The biggest moment that went viral on Twitter was Trump using the phrase “the Blacks” in a conversation about how much he apparently had done for Black people in America, even though he was struggling with people of color when it came to election polling.
Trump had staked nearly his entire campaign in 2016 around a law-and-order image, and now groaned that the criminal justice reform that Kushner had persuaded him to support made him look weak and—even worse—hadn’t earned him any goodwill among Black voters.
“I’ve done all this stuff for the Blacks—it’s always Jared telling me to do this,” Trump said to one confidante on Father’s Day. “And they all f—— hate me, and none of them are going to vote for me.”
The story details how Trump had very few people of color on his staff, including no one on his senior staff after Omarosa Manigault Newman was fired in 2017. And another staffer had actually been planning a proposal for Trump to make Juneteenth a federal holiday before he sparked an uproar by scheduling a rally on Juneteenth in the wake of a summer of racial justice protests.

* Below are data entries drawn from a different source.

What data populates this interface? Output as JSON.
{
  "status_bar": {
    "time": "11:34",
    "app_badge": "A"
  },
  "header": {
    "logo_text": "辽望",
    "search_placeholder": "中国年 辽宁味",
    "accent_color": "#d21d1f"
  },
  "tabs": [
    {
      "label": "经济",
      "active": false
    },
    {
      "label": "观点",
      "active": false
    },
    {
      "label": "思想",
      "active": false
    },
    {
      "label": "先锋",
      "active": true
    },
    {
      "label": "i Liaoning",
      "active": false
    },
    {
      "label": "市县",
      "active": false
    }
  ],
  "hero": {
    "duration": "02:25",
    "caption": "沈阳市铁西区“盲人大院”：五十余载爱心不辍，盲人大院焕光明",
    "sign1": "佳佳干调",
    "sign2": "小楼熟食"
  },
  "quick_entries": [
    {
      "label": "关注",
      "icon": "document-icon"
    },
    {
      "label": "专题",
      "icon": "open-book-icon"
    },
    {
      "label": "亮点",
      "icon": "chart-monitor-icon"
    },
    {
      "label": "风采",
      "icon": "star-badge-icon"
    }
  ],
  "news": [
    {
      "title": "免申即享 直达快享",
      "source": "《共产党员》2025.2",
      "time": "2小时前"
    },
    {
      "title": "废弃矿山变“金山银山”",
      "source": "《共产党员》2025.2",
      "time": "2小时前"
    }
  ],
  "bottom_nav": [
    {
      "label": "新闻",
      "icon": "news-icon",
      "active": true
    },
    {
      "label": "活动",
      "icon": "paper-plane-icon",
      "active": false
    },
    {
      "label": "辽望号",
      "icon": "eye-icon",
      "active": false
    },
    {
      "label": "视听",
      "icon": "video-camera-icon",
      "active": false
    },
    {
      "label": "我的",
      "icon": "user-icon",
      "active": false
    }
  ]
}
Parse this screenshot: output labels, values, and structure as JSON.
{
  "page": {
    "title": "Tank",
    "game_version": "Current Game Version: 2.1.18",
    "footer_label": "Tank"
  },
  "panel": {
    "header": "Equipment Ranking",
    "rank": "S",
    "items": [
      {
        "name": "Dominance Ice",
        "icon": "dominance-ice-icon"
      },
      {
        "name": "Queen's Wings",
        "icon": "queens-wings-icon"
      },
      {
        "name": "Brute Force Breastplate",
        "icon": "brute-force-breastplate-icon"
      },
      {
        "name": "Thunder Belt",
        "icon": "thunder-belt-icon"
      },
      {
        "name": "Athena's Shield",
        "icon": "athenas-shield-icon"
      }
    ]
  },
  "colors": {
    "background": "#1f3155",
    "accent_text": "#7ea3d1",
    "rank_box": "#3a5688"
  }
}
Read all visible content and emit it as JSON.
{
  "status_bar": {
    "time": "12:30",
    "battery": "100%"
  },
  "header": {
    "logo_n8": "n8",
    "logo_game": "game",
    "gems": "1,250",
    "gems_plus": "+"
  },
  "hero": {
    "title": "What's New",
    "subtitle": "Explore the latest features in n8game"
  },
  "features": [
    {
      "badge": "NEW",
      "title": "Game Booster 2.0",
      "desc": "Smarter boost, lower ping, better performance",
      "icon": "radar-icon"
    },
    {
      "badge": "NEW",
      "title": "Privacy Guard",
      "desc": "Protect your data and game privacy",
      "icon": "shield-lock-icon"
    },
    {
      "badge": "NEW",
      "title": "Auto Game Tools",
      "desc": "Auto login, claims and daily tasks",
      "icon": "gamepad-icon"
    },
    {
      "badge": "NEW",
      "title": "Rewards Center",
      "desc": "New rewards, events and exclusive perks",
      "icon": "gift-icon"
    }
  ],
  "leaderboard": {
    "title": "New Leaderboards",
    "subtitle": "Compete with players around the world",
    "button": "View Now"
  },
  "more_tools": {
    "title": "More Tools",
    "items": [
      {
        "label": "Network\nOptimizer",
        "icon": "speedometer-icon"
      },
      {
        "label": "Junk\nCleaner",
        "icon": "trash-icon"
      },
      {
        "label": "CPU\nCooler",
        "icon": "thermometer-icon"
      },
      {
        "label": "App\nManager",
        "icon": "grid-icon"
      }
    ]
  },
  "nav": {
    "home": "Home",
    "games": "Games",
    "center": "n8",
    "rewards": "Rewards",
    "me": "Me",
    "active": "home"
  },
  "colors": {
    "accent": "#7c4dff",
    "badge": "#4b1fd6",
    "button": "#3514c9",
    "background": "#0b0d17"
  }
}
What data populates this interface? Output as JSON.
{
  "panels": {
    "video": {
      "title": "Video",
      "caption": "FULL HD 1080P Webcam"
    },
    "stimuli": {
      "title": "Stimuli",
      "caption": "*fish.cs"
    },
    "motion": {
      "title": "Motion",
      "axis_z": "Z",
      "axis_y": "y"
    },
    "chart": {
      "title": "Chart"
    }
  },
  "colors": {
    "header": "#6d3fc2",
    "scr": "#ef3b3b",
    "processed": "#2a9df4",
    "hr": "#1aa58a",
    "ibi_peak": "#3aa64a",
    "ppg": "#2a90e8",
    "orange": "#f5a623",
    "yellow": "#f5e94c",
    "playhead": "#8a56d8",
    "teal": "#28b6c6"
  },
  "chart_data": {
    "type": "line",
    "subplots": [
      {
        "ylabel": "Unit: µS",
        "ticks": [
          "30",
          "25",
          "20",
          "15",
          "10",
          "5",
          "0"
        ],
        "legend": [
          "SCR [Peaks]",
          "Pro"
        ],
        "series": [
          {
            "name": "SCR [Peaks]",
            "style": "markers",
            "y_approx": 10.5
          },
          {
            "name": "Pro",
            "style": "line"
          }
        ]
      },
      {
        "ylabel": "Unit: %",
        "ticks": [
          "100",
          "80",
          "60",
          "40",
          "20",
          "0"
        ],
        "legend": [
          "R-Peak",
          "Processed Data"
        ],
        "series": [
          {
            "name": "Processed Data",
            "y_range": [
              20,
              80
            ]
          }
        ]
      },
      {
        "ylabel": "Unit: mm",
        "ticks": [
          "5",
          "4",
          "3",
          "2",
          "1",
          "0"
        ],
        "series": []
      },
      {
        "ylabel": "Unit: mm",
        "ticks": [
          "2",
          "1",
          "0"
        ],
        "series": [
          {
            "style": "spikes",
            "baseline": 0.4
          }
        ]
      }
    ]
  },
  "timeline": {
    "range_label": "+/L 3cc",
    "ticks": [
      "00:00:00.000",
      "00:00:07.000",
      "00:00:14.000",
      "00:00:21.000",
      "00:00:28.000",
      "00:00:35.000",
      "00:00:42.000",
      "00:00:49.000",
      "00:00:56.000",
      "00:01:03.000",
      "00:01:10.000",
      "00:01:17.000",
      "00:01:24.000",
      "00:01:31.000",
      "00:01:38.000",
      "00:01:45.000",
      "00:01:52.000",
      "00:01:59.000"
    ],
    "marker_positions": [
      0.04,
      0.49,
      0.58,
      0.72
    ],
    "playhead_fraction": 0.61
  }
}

His relationship with Juneteenth was a trouble spot as well, with Trump essentially claiming that he put the long-celebrated anniversary of the end of slavery in Texas on the map.
“Nobody had heard of it,” Trump told me.
He was surprised to find out that his administration had put out statements in each of his first three years in office commemorating Juneteenth.
“Oh really?” he said. “We put out a statement? The Trump White House put out a statement?”
Each statement, put out in his name, included a description of the holiday.
But such details were irrelevant to him. Instead, he insisted, “I did something good.”
“I made Juneteenth very famous,” he said.
The piece covers a wide range of missteps when it comes to Trump’s understanding of race relations, policing and the concerns of people of color in society. Senior officials quoted in the piece called his “understanding of slavery, Jim Crow or the Black experience in general post-Civil War as vague to nonexistent.” And while he apparently expressed sympathy for the police treatment of George Floyd in private, he failed to replicate those thoughts in public instead of his more hardline, pro-police stance with inflammatory tweets that only stirred up more outrage.